The text is clear and concise, and includes a healthy dose of stone philosophy and the index is detailed enough to help the do-it-yourselfer find what he needs, but short enough so that he can find what he wants, even if he does not know the proper name for it.
However, the main reason I like this book so much is Gardner's assurance that anyone who puts his mind to it -- which includes me -- can build a stone wall. While his respect for old stone walls and the art of building them is obvious, he also has a healthy dose of practicality. "The notion that all, or even most, of the old stone-work we see around New England is the result of concentrated applicaion of arcane skill," he write, " is demonstrably false." Once that sacred cow was out of the way, my confidence level went up and anything seemed possible.
The black & white drawings that illustrate the text are clear and very helpful.
Two over one, one over two.
This is a wonderful book...it's about stone walls, and about building stone walls, and all the things stone walls have meant and done for 350 years, and what it feels like to live and work in a place where just past the urban sprawl every one of those 350 years blends with this one (and if you look out the corner of your eye there're older times than that hiding in the shadows.)
It's not a homeowner howto, though it's got everything you can learn from a book. It's a book for masons who love their craft, New Englanders who love their home place, and anyone who likes good work. Whatever that means to you.
Gets you in the mood
The Granite Kiss is an endearing look at the practical and esthetic aspects of creating and repairing stone walls. The book has an artistic quality with its extra wide pages with pen and ink drawings of walls under construction or old walls still standing. There are no photos.
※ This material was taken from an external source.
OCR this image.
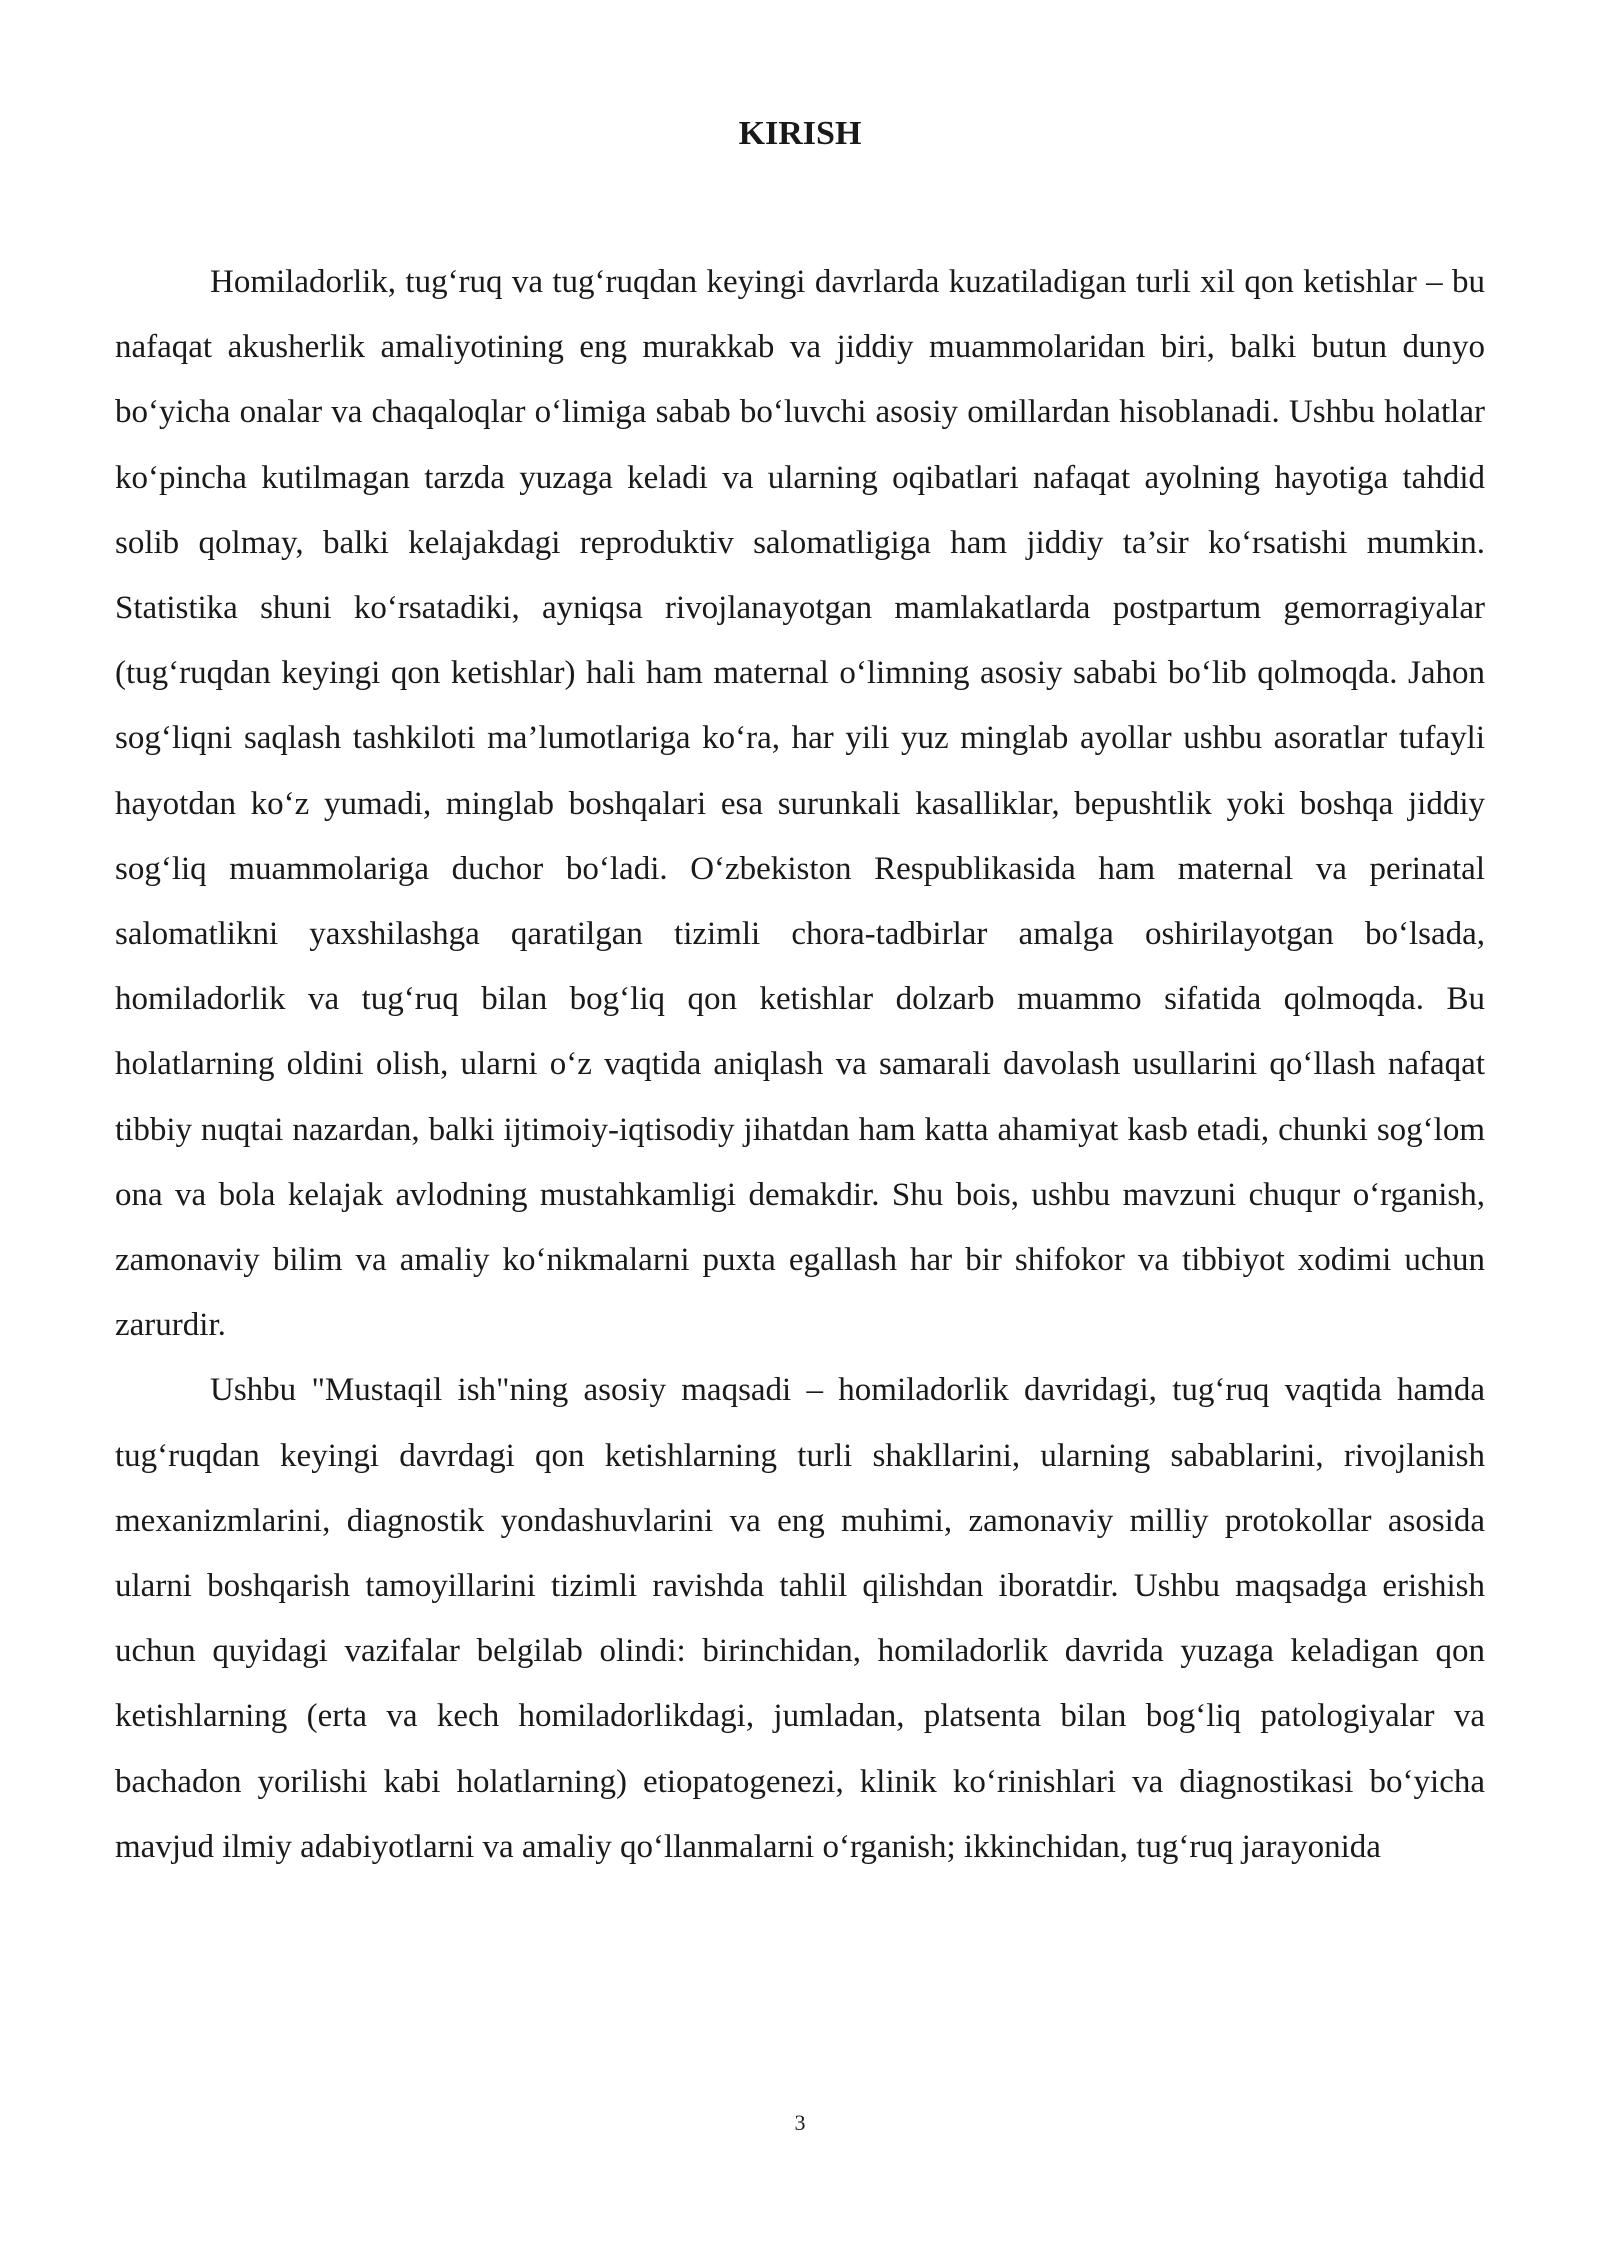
KIRISH

Homiladorlik, tug‘ruq va tug‘ruqdan keyingi davrlarda kuzatiladigan turli xil qon ketishlar – bu nafaqat akusherlik amaliyotining eng murakkab va jiddiy muammolaridan biri, balki butun dunyo bo‘yicha onalar va chaqaloqlar o‘limiga sabab bo‘luvchi asosiy omillardan hisoblanadi. Ushbu holatlar ko‘pincha kutilmagan tarzda yuzaga keladi va ularning oqibatlari nafaqat ayolning hayotiga tahdid solib qolmay, balki kelajakdagi reproduktiv salomatligiga ham jiddiy ta’sir ko‘rsatishi mumkin. Statistika shuni ko‘rsatadiki, ayniqsa rivojlanayotgan mamlakatlarda postpartum gemorragiyalar (tug‘ruqdan keyingi qon ketishlar) hali ham maternal o‘limning asosiy sababi bo‘lib qolmoqda. Jahon sog‘liqni saqlash tashkiloti ma’lumotlariga ko‘ra, har yili yuz minglab ayollar ushbu asoratlar tufayli hayotdan ko‘z yumadi, minglab boshqalari esa surunkali kasalliklar, bepushtlik yoki boshqa jiddiy sog‘liq muammolariga duchor bo‘ladi. O‘zbekiston Respublikasida ham maternal va perinatal salomatlikni yaxshilashga qaratilgan tizimli chora-tadbirlar amalga oshirilayotgan bo‘lsada, homiladorlik va tug‘ruq bilan bog‘liq qon ketishlar dolzarb muammo sifatida qolmoqda. Bu holatlarning oldini olish, ularni o‘z vaqtida aniqlash va samarali davolash usullarini qo‘llash nafaqat tibbiy nuqtai nazardan, balki ijtimoiy-iqtisodiy jihatdan ham katta ahamiyat kasb etadi, chunki sog‘lom ona va bola kelajak avlodning mustahkamligi demakdir. Shu bois, ushbu mavzuni chuqur o‘rganish, zamonaviy bilim va amaliy ko‘nikmalarni puxta egallash har bir shifokor va tibbiyot xodimi uchun zarurdir.

Ushbu "Mustaqil ish"ning asosiy maqsadi – homiladorlik davridagi, tug‘ruq vaqtida hamda tug‘ruqdan keyingi davrdagi qon ketishlarning turli shakllarini, ularning sabablarini, rivojlanish mexanizmlarini, diagnostik yondashuvlarini va eng muhimi, zamonaviy milliy protokollar asosida ularni boshqarish tamoyillarini tizimli ravishda tahlil qilishdan iboratdir. Ushbu maqsadga erishish uchun quyidagi vazifalar belgilab olindi: birinchidan, homiladorlik davrida yuzaga keladigan qon ketishlarning (erta va kech homiladorlikdagi, jumladan, platsenta bilan bog‘liq patologiyalar va bachadon yorilishi kabi holatlarning) etiopatogenezi, klinik ko‘rinishlari va diagnostikasi bo‘yicha mavjud ilmiy adabiyotlarni va amaliy qo‘llanmalarni o‘rganish; ikkinchidan, tug‘ruq jarayonida

3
There is a feeling of working alongside the author while he idly rambles about the task at hand and jobs he has completed in his career. I especially enjoyed his nicknames for the various rock shapes likely to be found in any imperfect rockpile and the relationships the shapes may have to each other in a completed wall. All in all, stone wall building is a task of patience and persistance - which the author relays in topics such as: spreading the "good" rocks out; working with rocks that are not perfect blocklike shapes, time management; and what is likely to stand the test of time.
This is a book to get you into the slow and methodical, but contemplative mood for learning and practicing this dying art.